Since we had a car, it was easy to travel around and every day we visited new beaches. Some of them are not accessible by car, so you have to hike an hour or two. But it’s worth it. For instance beach Potamos is one of the nicest beaches I have visited in my life and we were nearly alone there.

Beach Lakoudi is also nice and there we were completely alone.

Beach Tripiti is the southernmost place of Europe

The beaches are beautiful, but they were not the main reason why we traveled to Gavdos. To be under such clear skies and not to take a picture of the Milky Way would be shame. At the highest point of the island, there is a lighthouse – Faros. The lighthouse is not functioning anymore, but there is a museum and tavern. So, one can with the glass of wine or beer enjoy beautiful sunset.

If you stay a bit longer, the Milky Way shows its beauty. The conditions are excellent for such wide angle photography, because 200 km south there is nothing but the sea.

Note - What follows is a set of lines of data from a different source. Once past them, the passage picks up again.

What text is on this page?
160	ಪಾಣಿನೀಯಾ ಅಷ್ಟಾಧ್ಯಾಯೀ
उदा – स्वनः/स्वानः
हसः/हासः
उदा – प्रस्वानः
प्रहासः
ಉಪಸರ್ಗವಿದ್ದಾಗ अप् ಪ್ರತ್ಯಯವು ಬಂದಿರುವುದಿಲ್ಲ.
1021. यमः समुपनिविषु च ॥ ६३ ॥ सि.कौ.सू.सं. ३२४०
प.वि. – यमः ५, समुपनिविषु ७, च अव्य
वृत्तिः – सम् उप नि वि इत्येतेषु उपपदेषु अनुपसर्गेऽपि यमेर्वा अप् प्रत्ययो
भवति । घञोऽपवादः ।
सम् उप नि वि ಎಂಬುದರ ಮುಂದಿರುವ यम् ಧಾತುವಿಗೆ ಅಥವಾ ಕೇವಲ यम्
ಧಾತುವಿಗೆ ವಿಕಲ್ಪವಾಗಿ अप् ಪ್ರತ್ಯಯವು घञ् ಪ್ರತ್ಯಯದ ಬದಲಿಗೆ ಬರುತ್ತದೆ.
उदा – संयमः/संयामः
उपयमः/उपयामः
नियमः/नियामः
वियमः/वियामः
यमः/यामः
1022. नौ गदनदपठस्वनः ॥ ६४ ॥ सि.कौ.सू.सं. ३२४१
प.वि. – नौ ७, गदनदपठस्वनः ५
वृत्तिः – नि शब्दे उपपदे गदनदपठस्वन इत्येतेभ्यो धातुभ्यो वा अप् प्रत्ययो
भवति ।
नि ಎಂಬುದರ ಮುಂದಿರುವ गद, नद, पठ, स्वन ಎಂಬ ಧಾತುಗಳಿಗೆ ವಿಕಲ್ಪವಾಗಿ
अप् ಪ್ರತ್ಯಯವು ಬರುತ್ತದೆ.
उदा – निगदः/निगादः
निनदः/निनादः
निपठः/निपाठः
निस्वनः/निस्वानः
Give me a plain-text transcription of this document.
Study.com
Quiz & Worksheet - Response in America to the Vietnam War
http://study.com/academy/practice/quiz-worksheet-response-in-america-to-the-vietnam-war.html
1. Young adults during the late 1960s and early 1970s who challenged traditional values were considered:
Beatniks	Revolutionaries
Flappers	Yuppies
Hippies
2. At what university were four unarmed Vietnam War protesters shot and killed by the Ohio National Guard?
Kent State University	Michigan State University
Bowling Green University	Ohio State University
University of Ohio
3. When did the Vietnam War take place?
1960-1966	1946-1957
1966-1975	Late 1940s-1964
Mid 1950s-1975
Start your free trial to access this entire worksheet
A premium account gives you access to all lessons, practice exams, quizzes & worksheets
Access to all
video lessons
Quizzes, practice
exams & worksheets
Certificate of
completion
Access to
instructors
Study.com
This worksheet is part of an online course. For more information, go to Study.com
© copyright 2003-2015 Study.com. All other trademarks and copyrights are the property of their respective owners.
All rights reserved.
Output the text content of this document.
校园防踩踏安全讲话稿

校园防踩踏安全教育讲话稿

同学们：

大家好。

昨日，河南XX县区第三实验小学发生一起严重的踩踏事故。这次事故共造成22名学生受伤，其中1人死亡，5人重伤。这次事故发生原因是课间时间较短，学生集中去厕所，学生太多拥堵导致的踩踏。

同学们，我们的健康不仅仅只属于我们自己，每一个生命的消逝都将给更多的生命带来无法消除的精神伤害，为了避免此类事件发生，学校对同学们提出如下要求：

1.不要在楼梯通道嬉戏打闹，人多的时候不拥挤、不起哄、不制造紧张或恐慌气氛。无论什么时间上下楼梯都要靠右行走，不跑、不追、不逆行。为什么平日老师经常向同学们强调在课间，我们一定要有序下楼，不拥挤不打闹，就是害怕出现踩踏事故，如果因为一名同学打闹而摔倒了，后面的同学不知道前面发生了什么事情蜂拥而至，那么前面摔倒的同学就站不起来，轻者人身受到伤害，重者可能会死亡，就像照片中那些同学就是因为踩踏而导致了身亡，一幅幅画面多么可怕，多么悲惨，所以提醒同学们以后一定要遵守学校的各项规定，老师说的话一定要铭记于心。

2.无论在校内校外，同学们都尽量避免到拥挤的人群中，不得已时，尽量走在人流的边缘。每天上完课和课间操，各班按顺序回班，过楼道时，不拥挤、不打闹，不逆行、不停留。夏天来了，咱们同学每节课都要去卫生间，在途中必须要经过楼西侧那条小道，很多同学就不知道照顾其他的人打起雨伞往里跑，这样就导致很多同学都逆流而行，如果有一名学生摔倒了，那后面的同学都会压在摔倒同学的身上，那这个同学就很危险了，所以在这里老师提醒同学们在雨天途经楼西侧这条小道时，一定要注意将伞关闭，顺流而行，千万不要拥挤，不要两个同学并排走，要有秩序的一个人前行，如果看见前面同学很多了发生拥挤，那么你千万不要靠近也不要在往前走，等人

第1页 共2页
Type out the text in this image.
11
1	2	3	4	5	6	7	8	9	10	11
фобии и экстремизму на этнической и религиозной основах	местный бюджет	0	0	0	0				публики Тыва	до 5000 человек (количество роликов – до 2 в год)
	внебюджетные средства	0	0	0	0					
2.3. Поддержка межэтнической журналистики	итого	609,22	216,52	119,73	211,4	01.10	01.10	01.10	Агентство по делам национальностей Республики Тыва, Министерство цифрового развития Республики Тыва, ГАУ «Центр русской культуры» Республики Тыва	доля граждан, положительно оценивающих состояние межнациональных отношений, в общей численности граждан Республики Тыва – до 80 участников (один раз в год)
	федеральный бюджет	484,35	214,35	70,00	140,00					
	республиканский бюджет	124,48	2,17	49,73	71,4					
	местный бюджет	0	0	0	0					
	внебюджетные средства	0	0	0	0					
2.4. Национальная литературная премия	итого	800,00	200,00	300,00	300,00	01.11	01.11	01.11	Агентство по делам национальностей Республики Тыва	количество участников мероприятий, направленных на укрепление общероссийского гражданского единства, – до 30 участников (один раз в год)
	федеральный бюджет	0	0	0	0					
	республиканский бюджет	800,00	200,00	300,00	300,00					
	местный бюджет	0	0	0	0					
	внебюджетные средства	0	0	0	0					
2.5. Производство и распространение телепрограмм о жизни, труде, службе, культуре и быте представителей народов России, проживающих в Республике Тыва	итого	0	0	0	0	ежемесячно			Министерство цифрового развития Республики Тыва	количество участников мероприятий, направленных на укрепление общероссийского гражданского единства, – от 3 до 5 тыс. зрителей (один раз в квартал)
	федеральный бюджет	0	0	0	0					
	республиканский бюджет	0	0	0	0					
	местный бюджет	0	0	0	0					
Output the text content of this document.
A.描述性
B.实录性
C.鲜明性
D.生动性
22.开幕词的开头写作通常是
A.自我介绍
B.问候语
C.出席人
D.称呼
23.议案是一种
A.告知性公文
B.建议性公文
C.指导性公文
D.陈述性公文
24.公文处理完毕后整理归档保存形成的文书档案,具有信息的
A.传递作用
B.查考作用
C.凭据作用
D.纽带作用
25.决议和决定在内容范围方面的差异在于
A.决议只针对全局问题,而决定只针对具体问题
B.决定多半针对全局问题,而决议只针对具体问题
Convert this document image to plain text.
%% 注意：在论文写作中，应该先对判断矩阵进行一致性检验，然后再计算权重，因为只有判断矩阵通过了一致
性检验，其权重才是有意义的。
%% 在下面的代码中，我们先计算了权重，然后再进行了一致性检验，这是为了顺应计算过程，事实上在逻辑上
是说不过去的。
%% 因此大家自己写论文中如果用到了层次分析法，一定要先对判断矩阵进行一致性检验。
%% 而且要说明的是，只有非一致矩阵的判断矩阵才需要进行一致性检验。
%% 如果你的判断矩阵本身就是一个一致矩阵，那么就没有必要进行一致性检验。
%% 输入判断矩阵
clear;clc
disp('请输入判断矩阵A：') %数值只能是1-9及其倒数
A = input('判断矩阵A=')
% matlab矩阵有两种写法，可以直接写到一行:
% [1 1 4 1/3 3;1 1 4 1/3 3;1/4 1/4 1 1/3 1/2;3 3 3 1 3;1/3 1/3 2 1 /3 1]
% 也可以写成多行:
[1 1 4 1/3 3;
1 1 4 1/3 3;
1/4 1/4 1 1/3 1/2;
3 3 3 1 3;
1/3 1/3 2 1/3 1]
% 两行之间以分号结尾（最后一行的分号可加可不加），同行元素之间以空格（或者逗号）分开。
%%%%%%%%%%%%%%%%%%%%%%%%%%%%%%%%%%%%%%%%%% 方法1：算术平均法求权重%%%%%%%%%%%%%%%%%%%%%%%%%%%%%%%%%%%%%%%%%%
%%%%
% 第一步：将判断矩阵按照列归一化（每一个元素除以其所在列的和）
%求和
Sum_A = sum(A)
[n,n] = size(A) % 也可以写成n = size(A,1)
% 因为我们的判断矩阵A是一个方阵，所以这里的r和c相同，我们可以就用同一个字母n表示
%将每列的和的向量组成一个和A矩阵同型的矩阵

The picture was taken by Olympus PEN-F, lens Olympus ED 12-40mm f/2.8 PRO @ 12 mm, f/2.8, ISO 1600, exposure 20s. The crop factor is 2, which means that equivalent focal length for full frame sensor is 24 mm. This focal lenght is not so great for Milky Way, but the optical quality is remarkable. Comatic aberration is gently visible in upper left corner and there is no chromatic aberration. Well done Olympus! One of the main advantages of this camera is the weight. The camera with the lens has only 0.8 kg, which is exactly the half of the weight compare to my previous setup Canon EOS 40D with Tokina 11-20 F/2.8.

Just to conclude the post, we really loved Gavdos and we would definitely come back. The island has its own magic. It was pure relax there and I miss it. I can only recommend to everyone to go to Gavdos, not just due to the clear and not polluted skies, but also due to specific atmosphere of unspoiled nature.

On our way back we stayed couple of nights on Crete. The Moon started to shine, so I decided to take a picture of this white monster with my portable setup. Ritchey-Chrétien telescopes are not so great for the Moon or planets, due to big central obstruction caused by the secondary mirror. Some say, these telescopes are not suitable at all for this purpose. However, the picture is very sharp. I must say that it’s much better compared to pictures I made in Switzerland with significantly bigger telescopes and smaller central obstruction. This is caused by the seeing – in Greece the atmosphere is more steady compared to Swiss skies. Conclusions – it always doesn’t depend on your equipment, the nature has to cooperate as well.